«Corona minus»: le clip sur les gestes barrières est sorti

Vendredi 22 mai est sorti le clip participatif de la chanson Corona-minus, interprété par le chanteur pour enfant Aldebert. Plus de 3000 vidéos de particuliers ont été envoyées.

«Nom d’un petit pangolin, je sais pas ce qui me retient, d’envoyer sur Vénus, ce satané virus». Ces mots vous disent quelque chose? Ce n’est étonnant si vous êtes entourés d’enfants. Dès sa sortie le 10 mai dernier sur Youtube, cette chanson a eu un succès immédiat auprès des plus petits: plus d’1,5 million de vues en seulement deux semaines.

Un succès viral qui se voit aujourd’hui couronné par un clip participatif auxquels plus de 3000 familles ont participé : «Quand on a lancé l’idée de ce clip participatif, avec en gros une semaine pour le faire, on s’est dit qu’on n’aurait peut-être pas assez de matière, mais on a reçu plus de 3.000 vidéos et on aurait pu faire 200 clips», se réjouit-il auprès de l’AFP.

 

La vidéo reprend les bases des gestes barrières à adopter : tousser dans son coude, se moucher dans un mouchoir unique, respecter un mètre de distance à la récréation. «Ce qui était difficile était de faire une chanson avec des phrases toutes faites, comme avec les gestes barrières  que je me devais de citer dans la chanson. Il y a un côté clinique et froid», explique-t-il sur France Info Junior.

Tarte au chocolat

Pendant deux mois de confinement, le chanteur Albert a cherché une manière personnelle de «s’engager dans ce combat» contre le virus, poursuit-t-il sur la chaîne de radio. L’idée lui est finalement venue alors qu’il faisait un gâteau au chocolat avec sa femme et ses enfants. Il se met à fredonner ce qui deviendra le refrain, «nom d’un petit pangolin», avant que le reste de la chanson ne soit composée.

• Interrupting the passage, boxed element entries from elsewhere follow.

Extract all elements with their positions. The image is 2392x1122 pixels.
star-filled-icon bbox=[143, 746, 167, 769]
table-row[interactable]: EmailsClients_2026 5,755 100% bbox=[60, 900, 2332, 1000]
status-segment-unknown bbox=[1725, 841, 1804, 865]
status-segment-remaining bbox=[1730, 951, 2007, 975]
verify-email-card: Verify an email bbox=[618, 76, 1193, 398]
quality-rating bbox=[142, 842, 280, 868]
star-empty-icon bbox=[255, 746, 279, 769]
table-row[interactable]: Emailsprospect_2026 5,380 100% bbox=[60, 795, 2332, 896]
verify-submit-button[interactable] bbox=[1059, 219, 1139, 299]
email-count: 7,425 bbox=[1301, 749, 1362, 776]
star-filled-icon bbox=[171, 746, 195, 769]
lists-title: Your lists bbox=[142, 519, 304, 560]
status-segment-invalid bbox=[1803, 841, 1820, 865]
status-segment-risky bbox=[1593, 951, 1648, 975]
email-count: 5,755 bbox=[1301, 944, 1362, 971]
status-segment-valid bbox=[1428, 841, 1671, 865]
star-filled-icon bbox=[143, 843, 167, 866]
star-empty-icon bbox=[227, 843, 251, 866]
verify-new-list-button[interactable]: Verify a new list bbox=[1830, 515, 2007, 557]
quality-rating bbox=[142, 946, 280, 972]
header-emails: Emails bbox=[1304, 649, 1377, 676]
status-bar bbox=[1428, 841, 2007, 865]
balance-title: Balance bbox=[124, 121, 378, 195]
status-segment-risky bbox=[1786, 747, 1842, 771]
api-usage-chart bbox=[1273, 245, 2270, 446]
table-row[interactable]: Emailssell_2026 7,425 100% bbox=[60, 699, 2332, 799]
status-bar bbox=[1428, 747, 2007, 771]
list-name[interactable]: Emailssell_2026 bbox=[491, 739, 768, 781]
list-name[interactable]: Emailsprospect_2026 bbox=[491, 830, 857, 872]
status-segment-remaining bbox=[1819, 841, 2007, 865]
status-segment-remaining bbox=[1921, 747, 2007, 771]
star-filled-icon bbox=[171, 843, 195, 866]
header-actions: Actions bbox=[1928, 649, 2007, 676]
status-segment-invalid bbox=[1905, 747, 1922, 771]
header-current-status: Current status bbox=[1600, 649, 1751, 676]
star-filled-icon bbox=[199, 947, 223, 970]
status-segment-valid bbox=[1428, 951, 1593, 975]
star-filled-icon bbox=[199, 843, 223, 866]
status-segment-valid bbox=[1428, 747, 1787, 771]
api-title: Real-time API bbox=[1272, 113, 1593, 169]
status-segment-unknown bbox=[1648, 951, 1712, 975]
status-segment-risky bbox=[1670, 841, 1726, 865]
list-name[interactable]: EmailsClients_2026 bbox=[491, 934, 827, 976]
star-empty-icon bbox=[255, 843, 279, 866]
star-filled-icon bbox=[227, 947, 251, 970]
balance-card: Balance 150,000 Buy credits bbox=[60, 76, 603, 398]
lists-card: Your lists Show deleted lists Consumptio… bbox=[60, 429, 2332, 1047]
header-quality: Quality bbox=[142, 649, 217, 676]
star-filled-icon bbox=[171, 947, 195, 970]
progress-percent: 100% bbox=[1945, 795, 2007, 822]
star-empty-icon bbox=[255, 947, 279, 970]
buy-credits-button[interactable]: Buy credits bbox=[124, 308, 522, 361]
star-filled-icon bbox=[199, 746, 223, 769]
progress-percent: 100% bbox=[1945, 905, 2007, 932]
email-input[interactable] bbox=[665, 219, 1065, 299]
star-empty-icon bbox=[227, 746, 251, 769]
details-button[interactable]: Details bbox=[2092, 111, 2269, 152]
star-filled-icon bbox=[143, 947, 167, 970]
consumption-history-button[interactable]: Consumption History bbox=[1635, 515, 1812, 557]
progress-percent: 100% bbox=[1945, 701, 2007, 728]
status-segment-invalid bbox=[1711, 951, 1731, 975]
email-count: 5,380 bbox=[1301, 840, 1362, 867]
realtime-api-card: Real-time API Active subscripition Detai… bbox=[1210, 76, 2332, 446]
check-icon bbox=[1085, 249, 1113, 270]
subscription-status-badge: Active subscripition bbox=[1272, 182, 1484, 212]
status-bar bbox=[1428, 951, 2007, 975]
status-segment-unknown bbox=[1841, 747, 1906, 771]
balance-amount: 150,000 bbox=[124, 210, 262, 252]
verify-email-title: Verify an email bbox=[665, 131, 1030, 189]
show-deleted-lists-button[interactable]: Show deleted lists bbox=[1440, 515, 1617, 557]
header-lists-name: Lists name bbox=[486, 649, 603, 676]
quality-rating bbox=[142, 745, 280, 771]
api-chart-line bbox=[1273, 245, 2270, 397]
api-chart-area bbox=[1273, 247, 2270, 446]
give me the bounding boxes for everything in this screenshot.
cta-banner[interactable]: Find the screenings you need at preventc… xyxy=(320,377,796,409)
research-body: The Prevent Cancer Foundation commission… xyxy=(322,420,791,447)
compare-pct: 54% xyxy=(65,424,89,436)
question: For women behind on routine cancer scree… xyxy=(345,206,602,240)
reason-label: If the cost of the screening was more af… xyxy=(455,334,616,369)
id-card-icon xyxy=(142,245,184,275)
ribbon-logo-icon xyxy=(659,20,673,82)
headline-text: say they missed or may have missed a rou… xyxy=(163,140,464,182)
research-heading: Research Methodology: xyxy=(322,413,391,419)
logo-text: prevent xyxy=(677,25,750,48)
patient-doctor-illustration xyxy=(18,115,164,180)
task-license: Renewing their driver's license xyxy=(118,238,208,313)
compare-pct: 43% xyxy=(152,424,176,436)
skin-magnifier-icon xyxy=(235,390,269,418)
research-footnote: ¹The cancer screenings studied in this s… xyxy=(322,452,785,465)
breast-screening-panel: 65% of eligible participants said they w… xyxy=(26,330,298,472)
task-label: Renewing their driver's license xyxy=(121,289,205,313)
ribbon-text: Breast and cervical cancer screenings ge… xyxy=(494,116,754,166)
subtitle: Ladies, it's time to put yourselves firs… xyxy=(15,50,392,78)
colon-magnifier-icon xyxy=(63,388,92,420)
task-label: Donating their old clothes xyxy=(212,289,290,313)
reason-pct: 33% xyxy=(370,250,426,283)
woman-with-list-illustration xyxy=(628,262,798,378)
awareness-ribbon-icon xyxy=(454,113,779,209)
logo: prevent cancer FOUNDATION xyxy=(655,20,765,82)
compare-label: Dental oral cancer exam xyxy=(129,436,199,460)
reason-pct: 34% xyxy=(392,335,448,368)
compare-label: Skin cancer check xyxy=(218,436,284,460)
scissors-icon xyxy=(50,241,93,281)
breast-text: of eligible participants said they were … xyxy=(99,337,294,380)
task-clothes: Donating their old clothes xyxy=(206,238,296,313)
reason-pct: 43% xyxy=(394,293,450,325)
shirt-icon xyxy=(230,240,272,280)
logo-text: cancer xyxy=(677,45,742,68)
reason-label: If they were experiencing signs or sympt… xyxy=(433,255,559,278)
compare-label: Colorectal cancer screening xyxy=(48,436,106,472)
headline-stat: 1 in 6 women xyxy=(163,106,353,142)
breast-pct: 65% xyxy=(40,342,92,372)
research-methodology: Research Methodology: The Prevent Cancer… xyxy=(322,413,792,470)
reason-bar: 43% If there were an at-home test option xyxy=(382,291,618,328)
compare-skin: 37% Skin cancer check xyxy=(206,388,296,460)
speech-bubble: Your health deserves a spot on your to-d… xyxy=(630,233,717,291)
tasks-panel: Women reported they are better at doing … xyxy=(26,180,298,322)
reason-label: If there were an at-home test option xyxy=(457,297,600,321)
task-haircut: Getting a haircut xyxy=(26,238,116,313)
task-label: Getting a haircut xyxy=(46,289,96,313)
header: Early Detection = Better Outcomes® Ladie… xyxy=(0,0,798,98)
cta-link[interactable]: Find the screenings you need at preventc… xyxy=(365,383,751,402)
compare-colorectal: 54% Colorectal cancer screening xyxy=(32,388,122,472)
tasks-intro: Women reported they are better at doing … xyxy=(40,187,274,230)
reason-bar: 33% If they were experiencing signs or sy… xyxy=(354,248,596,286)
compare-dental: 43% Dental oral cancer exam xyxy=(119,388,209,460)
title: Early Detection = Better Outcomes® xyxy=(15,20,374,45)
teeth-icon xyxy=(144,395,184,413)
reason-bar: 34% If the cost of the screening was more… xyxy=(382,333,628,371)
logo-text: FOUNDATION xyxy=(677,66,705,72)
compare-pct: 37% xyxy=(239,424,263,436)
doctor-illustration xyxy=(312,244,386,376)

L’enregistrement a été fait à domicile dans le «petit studio» du chanteur. Les deux arrangeurs son avec qui il travaille ont ensuite pris le relais depuis chez eux avec un matériel d’enregistrement plus complet.

La chanson sera diffusée sur toutes les antennes de France Télévisions. Les revenus et droits d’auteur seront, quant à eux, reversés à l’association Emmaüs Connect. Le ministère de l’Education nationale et de la jeunesse, le ministère de la Culture et Sony Music sont également partenaires du projet.